È da notare che la nuova normativa comunque sarà operativa solo dal momento dell’istituzione del Registro degli ETS e dopo che l’Unione europea avrà condiviso la normativa, considerandola non contraria al divieto di apportare aiuti di stato. È quindi prevedibile che per avviare la nuova normativa occorreranno almeno uno o due anni.
La seconda novità importante è la nuova regolamentazione delle imprese sociali che è avvenuta con il D.Lvo 03/07/2017 n.112 recante la disciplina dell’impresa sociale. Pur essendo classificata fra gli Enti di Terzo Settore, per l’impresa sociale è stato emanato uno specifico decreto, anche in considerazione della natura commerciale dell’istituto.
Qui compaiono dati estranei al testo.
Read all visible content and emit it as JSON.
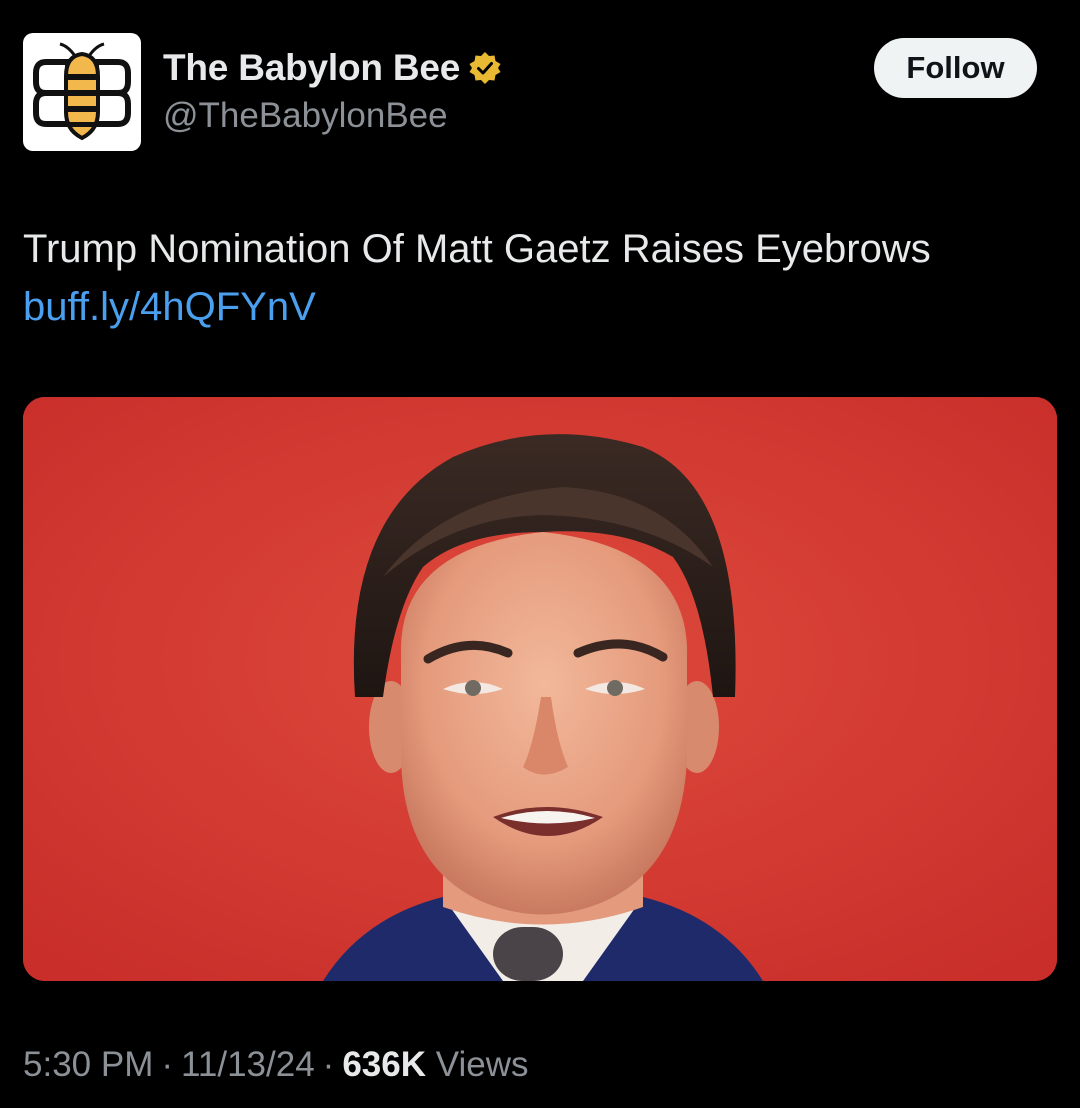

Come è noto tale forma giuridica è stata prevista dalla legge n.118 del 13/06/2005 e dal D.Lgs n.155 del 24/03/2006, reso operativo dal 2011 con i decreti attuativi, ma di fatto tale istituto non è mai decollato, anche in considerazione dell’assenza di norme agevolative. Con la nuova normativa si colma tale lacuna e oltre alla migliore definizione del soggetto vengono introdotte significativi strumenti di incentivazione. Ora la materia è regolata ex novo dal D.Lgs 3 luglio 2017 n.112.
Si definiscono «impresa sociale» «tutti gli enti privati, inclusi quelli costituiti in forma societaria, che esercitano in via stabile e principale un’attività d’impresa di interesse generale, senza scopo di lucro e per finalità civiche, solidaristiche e di utilità sociale, adottando modalità di gestione responsabili e trasparenti e favorendo il più ampio coinvolgimento dei lavoratori, degli utenti e di altri soggetti interessati alle loro attività». Il decreto amplia i campi di attività delle imprese sociali, allargandole a settori come il commercio equo, l’alloggio sociale, il microcredito, l’inserimento lavorativo di soggetti svantaggiati e l’agricoltura sociale. Una novità significativa è la possibilità di partecipare a queste organizzazioni sia per i soggetti del terzo settore che per i soggetti profit, imprese o amministrazioni pubbliche, seppure in forma limitata e senza svolgere funzioni di controllo, nonché la possibilità, seppur parziale, di redistribuzione degli utili.
La Legge prevede vantaggi fiscali. Tra i più significativi incentivi si ricordano in particolare i seguenti:
- detassazione degli utili e degli avanzi di gestione reinvestiti nell’attività;
- detrazione Irpef del 30% delle somme investite dal contribuente nel capitale sociale di una o più società, incluse società cooperative, che abbiano acquisito la qualifica di impresa sociale dopo l’entrata in vigore delle nuove disposizioni e che siano costituite da non più di trentasei mesi (l’investimento massimo detraibile non può eccedere, in ciascun periodo d’imposta, l’importo di 1 milione di euro e deve essere mantenuto per almeno tre anni);
- esclusione dal concorso alla formazione del reddito dei soggetti passivi Ires del 30% delle somme investite nel capitale sociale di una o più società, incluse società cooperative, che abbiano acquisito la qualifica di impresa sociale dopo l’entrata in vigore delle nuove disposizioni e che siano costituite da non più di trentasei mesi (l’investimento massimo deducibile non può eccedere, in ciascun periodo d’imposta, l’importo di 1,8 milioni di euro e deve essere mantenuto per almeno tre anni);
- esclusione dell’applicazione nei confronti delle imprese sociali delle disposizioni relative alle società di comodo, alle società in perdita sistematica, agli studi di settore, ai parametri e agli indici sintetici di affidabilità fiscale.
La norma è operativa da subito e, data la vastità dei campi operativi ammessi e le agevolazioni introdotte è da prevedere che si assisterà ad un rilevante incremento dell’uso di tale forma operativa.